From the Holiday Inn, walked down to the Corniche, where I hung out until sunset.

Corniche at sunset

It was a lot livelier than the first time I visited (no rain, and a Saturday night instead of Sunday). For a while I noticed some kid was always around me. Annoying kid. He walked up to me and said, “You have beautiful eyes. Can I take your picture?” “No.” “Please? It’s not for the internet, but for school.” “No.” He kept on talking, and asked me why I was taking pictures (because there’s pretty scenery, a-hole). He said his name was Hassan, but I probably met a lot of Hassans. And his last name was Mubarak, like the Egyptian president. Wow. He asked me where I was from, and I said the States. About Lebanon, he said, “Oh, I bet it’s not like in the news.” I told him it was exactly what I was expecting. Then he said he had a friend from America who hated the United States. I told him I loved my country. He then said it wasn’t the country she hated, but the politics. George Bush.

That’s when I got pretty annoyed. I told him I loved politics, and that I wasn’t a fan of Dubya. Honestly, he’s been out of office for over a year. I get that he fucked up, and if any region deserves to complain, it’s the Middle East. But just as Lebanon isn’t just the country of Hezbollah, the United States isn’t just the country of George W. Bush. There’s a lot more to the United States, and there’s a huge difference of opinions on everything. All comments like his show ignorance. Probably not the best way to hit on me.

Sunday, March 7, 2010

Thursday, March 4, 2010

I took advantage of a mid-week day off classes and took a trip to Northern Lebanon. I took the coastal highway up and stopped at Rachana, an artists’ village. Three brothers, famous for their sculptures and carvings, live there and the area is dotted with their art.

One of the brothers and his wife live in (what I thought looked like) a Smurf home.

Unforunately, Papa Smurf wasn't home.

The village was also dotted with fruit (I can’t remember what I ate, but it wasn’t something available in the States) and almond trees. I had never seen almonds on a tree before—I had no idea they were green.

What almonds look like in nature. Who knew? Not I.
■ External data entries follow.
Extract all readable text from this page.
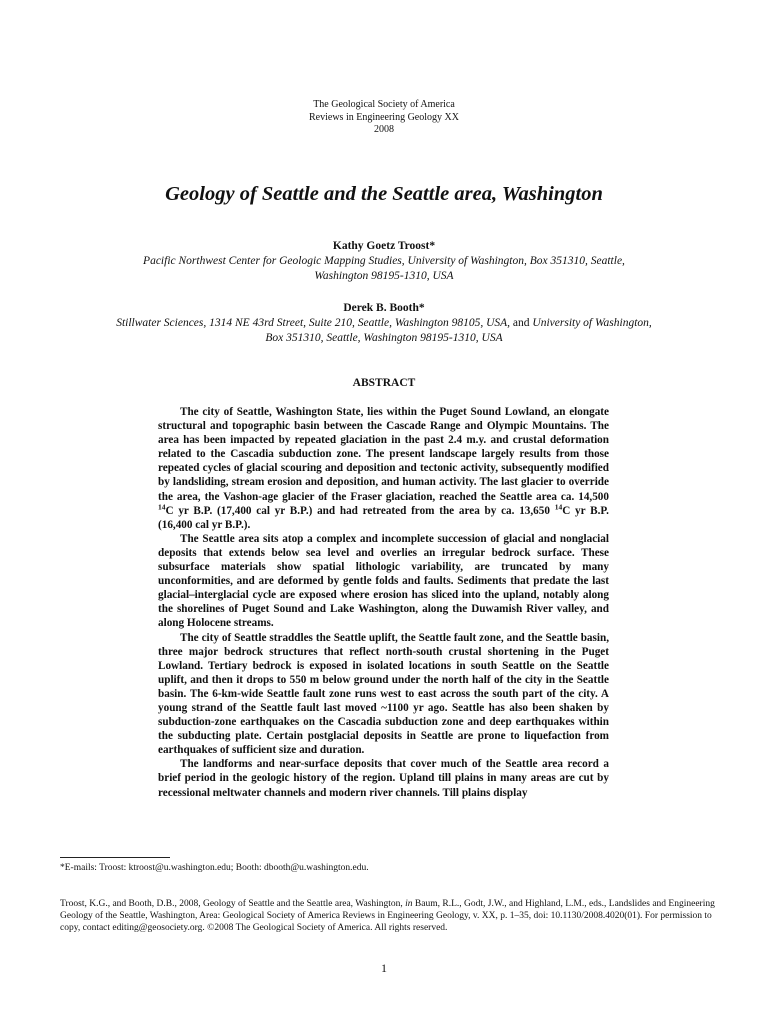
The Geological Society of America
Reviews in Engineering Geology XX
2008
Geology of Seattle and the Seattle area, Washington
Kathy Goetz Troost*
Pacific Northwest Center for Geologic Mapping Studies, University of Washington, Box 351310, Seattle,
Washington 98195-1310, USA
Derek B. Booth*
Stillwater Sciences, 1314 NE 43rd Street, Suite 210, Seattle, Washington 98105, USA, and University of Washington,
Box 351310, Seattle, Washington 98195-1310, USA
ABSTRACT

The city of Seattle, Washington State, lies within the Puget Sound Lowland, an elongate structural and topographic basin between the Cascade Range and Olympic Mountains. The area has been impacted by repeated glaciation in the past 2.4 m.y. and crustal deformation related to the Cascadia subduction zone. The present landscape largely results from those repeated cycles of glacial scouring and deposition and tectonic activity, subsequently modified by landsliding, stream erosion and deposition, and human activity. The last glacier to override the area, the Vashon-age glacier of the Fraser glaciation, reached the Seattle area ca. 14,500 $^{14}$C yr B.P. (17,400 cal yr B.P.) and had retreated from the area by ca. 13,650 $^{14}$C yr B.P. (16,400 cal yr B.P.).

The Seattle area sits atop a complex and incomplete succession of glacial and nonglacial deposits that extends below sea level and overlies an irregular bedrock surface. These subsurface materials show spatial lithologic variability, are truncated by many unconformities, and are deformed by gentle folds and faults. Sediments that predate the last glacial–interglacial cycle are exposed where erosion has sliced into the upland, notably along the shorelines of Puget Sound and Lake Washington, along the Duwamish River valley, and along Holocene streams.

The city of Seattle straddles the Seattle uplift, the Seattle fault zone, and the Seattle basin, three major bedrock structures that reflect north-south crustal shortening in the Puget Lowland. Tertiary bedrock is exposed in isolated locations in south Seattle on the Seattle uplift, and then it drops to 550 m below ground under the north half of the city in the Seattle basin. The 6-km-wide Seattle fault zone runs west to east across the south part of the city. A young strand of the Seattle fault last moved ~1100 yr ago. Seattle has also been shaken by subduction-zone earthquakes on the Cascadia subduction zone and deep earthquakes within the subducting plate. Certain postglacial deposits in Seattle are prone to liquefaction from earthquakes of sufficient size and duration.

The landforms and near-surface deposits that cover much of the Seattle area record a brief period in the geologic history of the region. Upland till plains in many areas are cut by recessional meltwater channels and modern river channels. Till plains display

*E-mails: Troost: ktroost@u.washington.edu; Booth: dbooth@u.washington.edu.
Troost, K.G., and Booth, D.B., 2008, Geology of Seattle and the Seattle area, Washington, in Baum, R.L., Godt, J.W., and Highland, L.M., eds., Landslides and Engineering Geology of the Seattle, Washington, Area: Geological Society of America Reviews in Engineering Geology, v. XX, p. 1–35, doi: 10.1130/2008.4020(01). For permission to copy, contact editing@geosociety.org. ©2008 The Geological Society of America. All rights reserved.
1
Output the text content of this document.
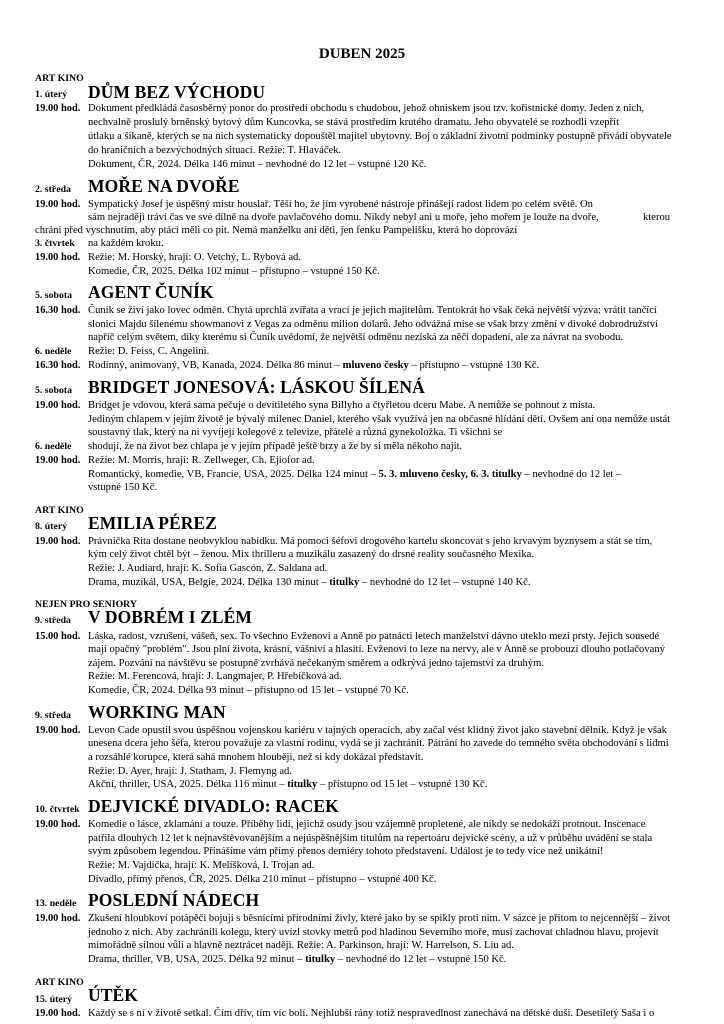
DUBEN 2025
ART KINO
1. úterý DŮM BEZ VÝCHODU
19.00 hod. Dokument předkládá časosběrný ponor do prostředí obchodu s chudobou, jehož ohniskem jsou tzv. kořistnické domy. Jeden z nich,
nechvalně proslulý brněnský bytový dům Kuncovka, se stává prostředím krutého dramatu. Jeho obyvatelé se rozhodli vzepřít
útlaku a šikaně, kterých se na nich systematicky dopouštěl majitel ubytovny. Boj o základní životní podmínky postupně přivádí obyvatele
do hraničních a bezvýchodných situací. Režie: T. Hlaváček.
Dokument, ČR, 2024. Délka 146 minut – nevhodné do 12 let – vstupné 120 Kč.
2. středa MOŘE NA DVOŘE
19.00 hod. Sympatický Josef je úspěšný mistr houslař. Těší ho, že jím vyrobené nástroje přinášejí radost lidem po celém světě. On
sám nejraději tráví čas ve své dílně na dvoře pavlačového domu. Nikdy nebyl ani u moře, jeho mořem je louže na dvoře,	kterou
chrání před vyschnutím, aby ptáci měli co pít. Nemá manželku ani děti, jen fenku Pampelišku, která ho doprovází
3. čtvrtek na každém kroku.
19.00 hod. Režie: M. Horský, hrají: O. Vetchý, L. Rybová ad.
Komedie, ČR, 2025. Délka 102 minut – přístupno – vstupné 150 Kč.
5. sobota AGENT ČUNÍK
16.30 hod. Čuník se živí jako lovec odměn. Chytá uprchlá zvířata a vrací je jejich majitelům. Tentokrát ho však čeká největší výzva: vrátit tančící
slonici Majdu šílenému showmanovi z Vegas za odměnu milion dolarů. Jeho odvážná mise se však brzy změní v divoké dobrodružství
napříč celým světem, díky kterému si Čuník uvědomí, že největší odměnu nezíská za něčí dopadení, ale za návrat na svobodu.
6. neděle Režie: D. Feiss, C. Angelini.
16.30 hod. Rodinný, animovaný, VB, Kanada, 2024. Délka 86 minut – mluveno česky – přístupno – vstupné 130 Kč.
5. sobota BRIDGET JONESOVÁ: LÁSKOU ŠÍLENÁ
19.00 hod. Bridget je vdovou, která sama pečuje o devítiletého syna Billyho a čtyřletou dceru Mabe. A nemůže se pohnout z místa.
Jediným chlapem v jejím životě je bývalý milenec Daniel, kterého však využívá jen na občasné hlídání dětí. Ovšem ani ona nemůže ustát
soustavný tlak, který na ni vyvíjejí kolegové z televize, přátelé a různá gynekoložka. Ti všichni se
6. neděle shodují, že na život bez chlapa je v jejím případě ještě brzy a že by si měla někoho najít.
19.00 hod. Režie: M. Morris, hrají: R. Zellweger, Ch. Ejiofor ad.
Romantický, komedie, VB, Francie, USA, 2025. Délka 124 minut – 5. 3. mluveno česky, 6. 3. titulky – nevhodné do 12 let –
vstupné 150 Kč.
ART KINO
8. úterý EMILIA PÉREZ
19.00 hod. Právnička Rita dostane neobvyklou nabídku. Má pomoci šéfovi drogového kartelu skoncovat s jeho krvavým byznysem a stát se tím,
kým celý život chtěl být – ženou. Mix thrilleru a muzikálu zasazený do drsné reality současného Mexika.
Režie: J. Audiard, hrají: K. Sofía Gascón, Z. Saldana ad.
Drama, muzikál, USA, Belgie, 2024. Délka 130 minut – titulky – nevhodné do 12 let – vstupné 140 Kč.
NEJEN PRO SENIORY
9. středa V DOBRÉM I ZLÉM
15.00 hod. Láska, radost, vzrušení, vášeň, sex. To všechno Evženovi a Anně po patnácti letech manželství dávno uteklo mezi prsty. Jejich sousedé
mají opačný "problém". Jsou plní života, krásní, vášniví a hlasití. Evženovi to leze na nervy, ale v Anně se probouzí dlouho potlačovaný
zájem. Pozvání na návštěvu se postupně zvrhává nečekaným směrem a odkrývá jedno tajemství za druhým.
Režie: M. Ferencová, hrají: J. Langmajer, P. Hřebíčková ad.
Komedie, ČR, 2024. Délka 93 minut – přístupno od 15 let – vstupné 70 Kč.
9. středa WORKING MAN
19.00 hod. Levon Cade opustil svou úspěšnou vojenskou kariéru v tajných operacích, aby začal vést klidný život jako stavební dělník. Když je však
unesena dcera jeho šéfa, kterou považuje za vlastní rodinu, vydá se ji zachránit. Pátrání ho zavede do temného světa obchodování s lidmi
a rozsáhlé korupce, která sahá mnohem hlouběji, než si kdy dokázal představit.
Režie: D. Ayer, hrají: J. Statham, J. Flemyng ad.
Akční, thriller, USA, 2025. Délka 116 minut – titulky – přístupno od 15 let – vstupné 130 Kč.
10. čtvrtek DEJVICKÉ DIVADLO: RACEK
19.00 hod. Komedie o lásce, zklamání a touze. Příběhy lidí, jejichž osudy jsou vzájemně propletené, ale nikdy se nedokáží protnout. Inscenace
patřila dlouhých 12 let k nejnavštěvovanějším a nejúspěšnějším titulům na repertoáru dejvické scény, a už v průběhu uvádění se stala
svým způsobem legendou. Přinášíme vám přímý přenos derniéry tohoto představení. Událost je to tedy více než unikátní!
Režie: M. Vajdička, hrají: K. Melíšková, I. Trojan ad.
Divadlo, přímý přenos, ČR, 2025. Délka 210 minut – přístupno – vstupné 400 Kč.
13. neděle POSLEDNÍ NÁDECH
19.00 hod. Zkušení hloubkoví potápěči bojují s běsnícími přírodními živly, které jako by se spikly proti nim. V sázce je přitom to nejcennější – život
jednoho z nich. Aby zachránili kolegu, který uvízl stovky metrů pod hladinou Severního moře, musí zachovat chladnou hlavu, projevit
mimořádně silnou vůli a hlavně neztrácet naději. Režie: A. Parkinson, hrají: W. Harrelson, S. Liu ad.
Drama, thriller, VB, USA, 2025. Délka 92 minut – titulky – nevhodné do 12 let – vstupné 150 Kč.
ART KINO
15. úterý ÚTĚK
19.00 hod. Každý se s ní v životě setkal. Čím dřív, tím víc bolí. Nejhlubší rány totiž nespravedlnost zanechává na dětské duši. Desetiletý Saša i o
Hilla also put this weird plant that spun around on my coat. Better than a bug, I guess. We picked some fruit and almonds for a snack before heading back to the car.

Our last and most important stop was Tripoli, the second-largest city in Lebanon.

View of Tripoli from the Citadel.

It was huge, but we spent most of our time in the Old City. We climbed up to the top of the Citadel of Raymond de Saint-Gilles, which was built in 1102.

Tripoli Citadel

It was another example of how the archaeological and architectural sights in Lebanon are the embodiment of Lebanon’s layered history. When one ruler comes in, he builds upon what the previous rulers had built—Ottoman upon Crusaders, etc. We also wandered through the souqs. At one bakery, we all got free bread because the owner thought I had beautiful eyes.

The bakery where I was given bread for mis ojos.

After getting most of my souvenirs, we got lunch at Rafaat Hallab and Sons, or the “Palace of Sweets.” Tripoli is apparently famous for its sweets, but it kind of tasted like all the other sweets I’ve tried.

I was told this was the spoils of war.